Embracing the Adversary Mindset

CERT's Greg Shannon on Adopting a Contrarian Attitude
Embracing the Adversary Mindset

To defeat cyber-adversaries, cybersecurity professionals should adopt a contrarian attitude, says Greg Shannon, chief scientist at the CERT Division of Carnegie Mellon University's Software Engineering Institute.

"Having that contrarian point of view allows you to get into the mindset of the adversary," Shannon says in an interview with Information Security Media Group.

"How would this technology work if it did something the designer of it didn't think of?" he asks. "Certainly, that's the way the adversary is thinking, coming up with new attacks, new threats. They're looking at an app, a piece of software or some websites, [and they think] 'What can I do here that the designer didn't think of? Is there a way to get information through channels, through tricks that weren't anticipated? Is there some frailty of humans that I can exploit to get information out of them that they wouldn't normally give me?'"

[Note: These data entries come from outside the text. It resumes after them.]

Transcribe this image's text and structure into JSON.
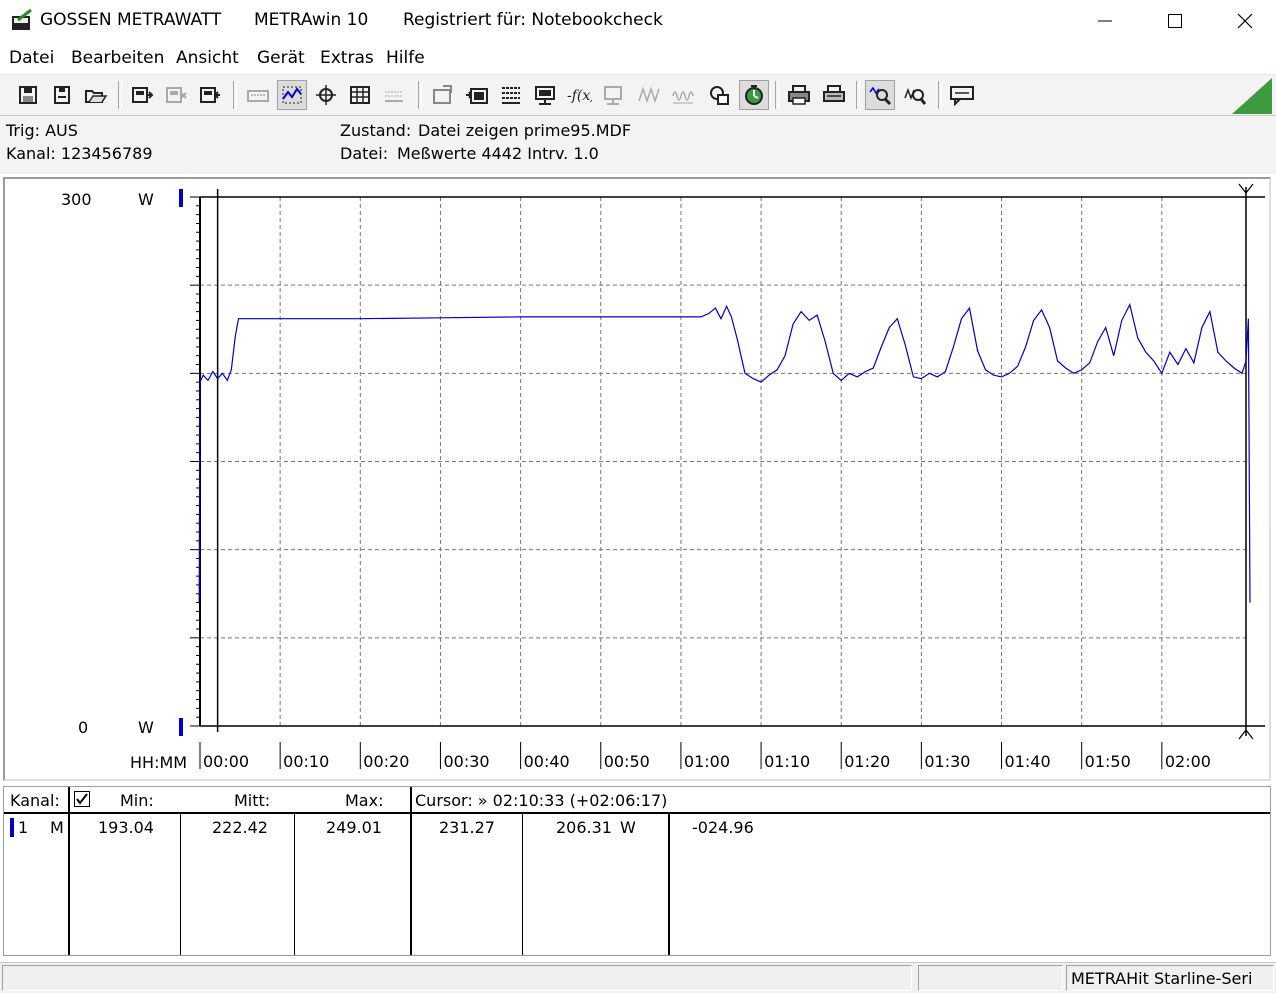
{
  "titlebar": {
    "company": "GOSSEN METRAWATT",
    "app_name": "METRAwin 10",
    "registered": "Registriert für: Notebookcheck",
    "icon": "meter-icon"
  },
  "menu": [
    "Datei",
    "Bearbeiten",
    "Ansicht",
    "Gerät",
    "Extras",
    "Hilfe"
  ],
  "info": {
    "trig": "Trig: AUS",
    "kanal": "Kanal: 123456789",
    "zustand_label": "Zustand:",
    "zustand_value": "Datei zeigen prime95.MDF",
    "datei_label": "Datei:",
    "datei_value": "Meßwerte 4442   Intrv. 1.0"
  },
  "chart_data": {
    "type": "line",
    "title": "",
    "xlabel": "HH:MM",
    "ylabel": "W",
    "y_top_label": "300",
    "y_bottom_label": "0",
    "y_unit": "W",
    "ylim": [
      0,
      300
    ],
    "xlim_minutes": [
      0,
      131
    ],
    "grid": true,
    "x_ticks": [
      "00:00",
      "00:10",
      "00:20",
      "00:30",
      "00:40",
      "00:50",
      "01:00",
      "01:10",
      "01:20",
      "01:30",
      "01:40",
      "01:50",
      "02:00"
    ],
    "cursor_minutes": 130.5,
    "series": [
      {
        "color": "#0000d0",
        "points": [
          [
            -0.1,
            70
          ],
          [
            0,
            195
          ],
          [
            0.4,
            199
          ],
          [
            1,
            196
          ],
          [
            1.6,
            201
          ],
          [
            2.2,
            197
          ],
          [
            2.8,
            200
          ],
          [
            3.4,
            196
          ],
          [
            3.9,
            202
          ],
          [
            4.4,
            221
          ],
          [
            4.8,
            231
          ],
          [
            10,
            231
          ],
          [
            20,
            231
          ],
          [
            30,
            231.5
          ],
          [
            40,
            232
          ],
          [
            50,
            232
          ],
          [
            62.5,
            232
          ],
          [
            63.5,
            234
          ],
          [
            64.3,
            237
          ],
          [
            65,
            231
          ],
          [
            65.7,
            238
          ],
          [
            66.3,
            232
          ],
          [
            67,
            220
          ],
          [
            68,
            200
          ],
          [
            69,
            197
          ],
          [
            70,
            195
          ],
          [
            71,
            199
          ],
          [
            72,
            202
          ],
          [
            73,
            210
          ],
          [
            74,
            228
          ],
          [
            75,
            235
          ],
          [
            76,
            230
          ],
          [
            77,
            233
          ],
          [
            78,
            218
          ],
          [
            79,
            200
          ],
          [
            80,
            196
          ],
          [
            81,
            200
          ],
          [
            82,
            198
          ],
          [
            83,
            201
          ],
          [
            84,
            203
          ],
          [
            85,
            215
          ],
          [
            86,
            226
          ],
          [
            87,
            231
          ],
          [
            88,
            216
          ],
          [
            89,
            198
          ],
          [
            90,
            197
          ],
          [
            91,
            200
          ],
          [
            92,
            198
          ],
          [
            93,
            201
          ],
          [
            94,
            215
          ],
          [
            95,
            231
          ],
          [
            96,
            237
          ],
          [
            97,
            213
          ],
          [
            98,
            202
          ],
          [
            99,
            199
          ],
          [
            100,
            198
          ],
          [
            101,
            200
          ],
          [
            102,
            204
          ],
          [
            103,
            215
          ],
          [
            104,
            230
          ],
          [
            105,
            236
          ],
          [
            106,
            226
          ],
          [
            107,
            207
          ],
          [
            108,
            203
          ],
          [
            109,
            200
          ],
          [
            110,
            202
          ],
          [
            111,
            206
          ],
          [
            112,
            218
          ],
          [
            113,
            226
          ],
          [
            114,
            210
          ],
          [
            115,
            230
          ],
          [
            116,
            239
          ],
          [
            117,
            220
          ],
          [
            118,
            212
          ],
          [
            119,
            207
          ],
          [
            120,
            200
          ],
          [
            121,
            212
          ],
          [
            122,
            205
          ],
          [
            123,
            214
          ],
          [
            124,
            206
          ],
          [
            125,
            226
          ],
          [
            126,
            235
          ],
          [
            127,
            212
          ],
          [
            128,
            207
          ],
          [
            129,
            203
          ],
          [
            130,
            200
          ],
          [
            130.5,
            207
          ],
          [
            130.8,
            231
          ],
          [
            131,
            70
          ]
        ]
      }
    ]
  },
  "table": {
    "kanal_label": "Kanal:",
    "min_label": "Min:",
    "mitt_label": "Mitt:",
    "max_label": "Max:",
    "cursor_label": "Cursor: » 02:10:33 (+02:06:17)",
    "row": {
      "channel": "1",
      "mode": "M",
      "min": "193.04",
      "mitt": "222.42",
      "max": "249.01",
      "cursor_value": "231.27",
      "value2": "206.31",
      "unit": "W",
      "diff": "-024.96"
    }
  },
  "status": {
    "device": "METRAHit Starline-Seri"
  },
  "toolbar_icons": [
    "save-icon",
    "save-as-icon",
    "open-icon",
    "device-icon",
    "device-off-icon",
    "device-read-icon",
    "keyboard-icon",
    "zoom-area-icon",
    "crosshair-icon",
    "table-icon",
    "grid-icon",
    "export-icon",
    "import-icon",
    "settings-icon",
    "monitor-icon",
    "formula-icon",
    "display-icon",
    "wave-icon",
    "wave2-icon",
    "copy-icon",
    "timer-icon",
    "print-icon",
    "print-setup-icon",
    "zoom-in-icon",
    "zoom-out-icon",
    "chat-icon"
  ]
}
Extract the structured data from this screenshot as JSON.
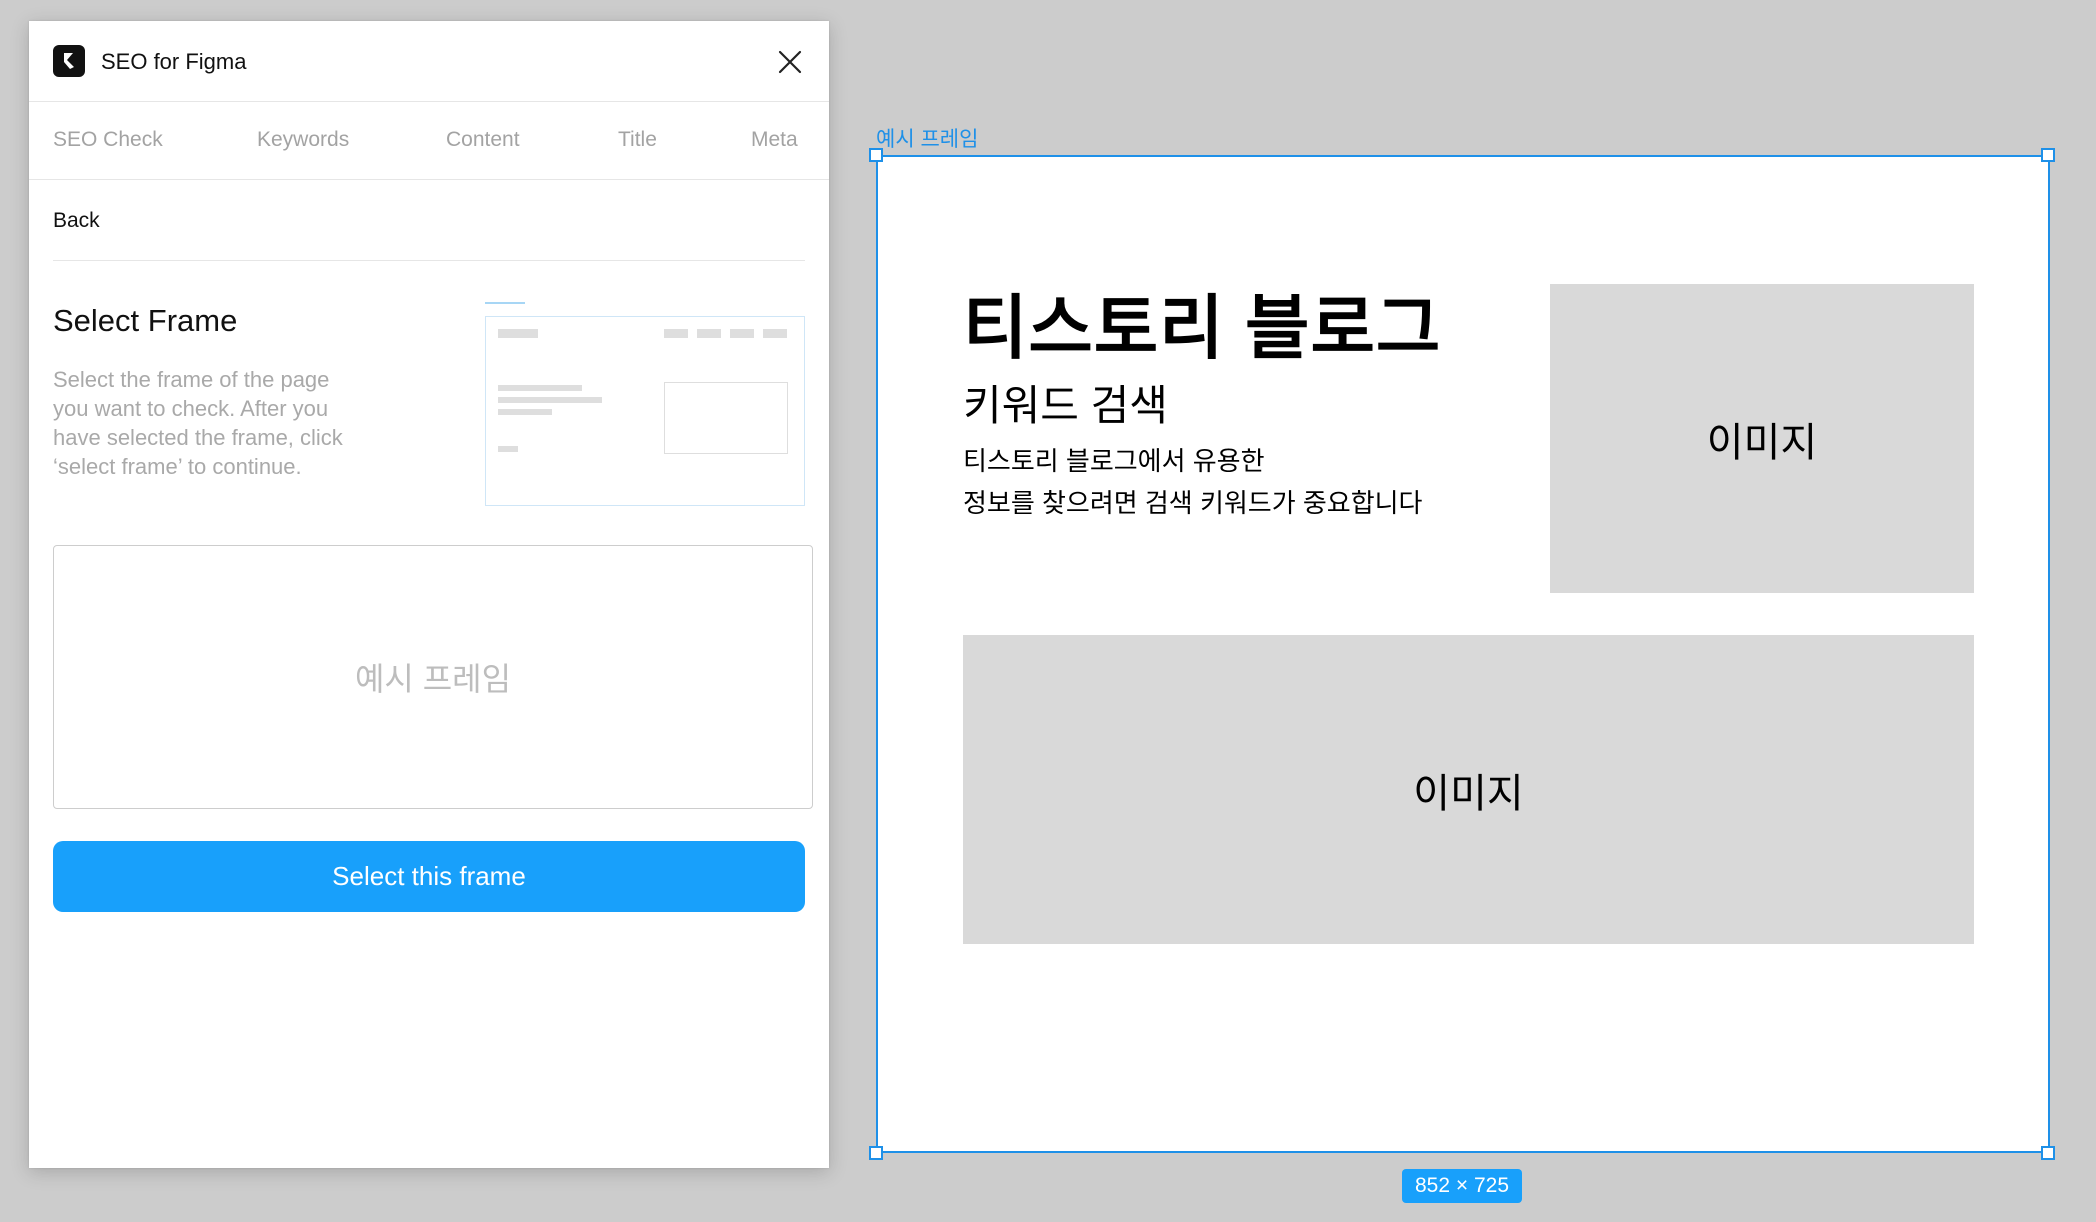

In the interview, part of an ISMG series of conversations with leading IT security practitioners and thought-leaders, Shannon discusses:

  • Why cybersecurity should be considered a science. "Engineering and math have not made cyberspace secure and private. We're looking at more scientific approaches to understand the problem, particularly in how humans interact as well as the general unpredictability of the Internet."
  • The objectives of the IEEE [Institute of Electrical and Electronics Engineers] Cybersecurity Initiative, which Shannon chairs. Among the initiative's goals: seeking common tools organizations can deploy to secure IT and developing a broader community outside academia to enhance cybersecurity education.
  • What attracted him to the cybersecurity field. "It's that bridging of the mathematical side with the engineering side."

Shannon also is the co-organizer for the Workshop on Scalable Energy-Efficient Algorithms for Security, sponsored by the Center for Discrete Mathematics and Theoretical Computer Science. Before joining CERT, Shannon served as the chief scientist at two startups working on scalable statistical anomaly detection, the science of cybersecurity and insider threats. In earlier positions, he led applied research and development in cybersecurity and data analysis at Lucent Technologies, Lumeta, Ascend Communications, Los Alamos National Laboratory, Indiana University and his own startup company.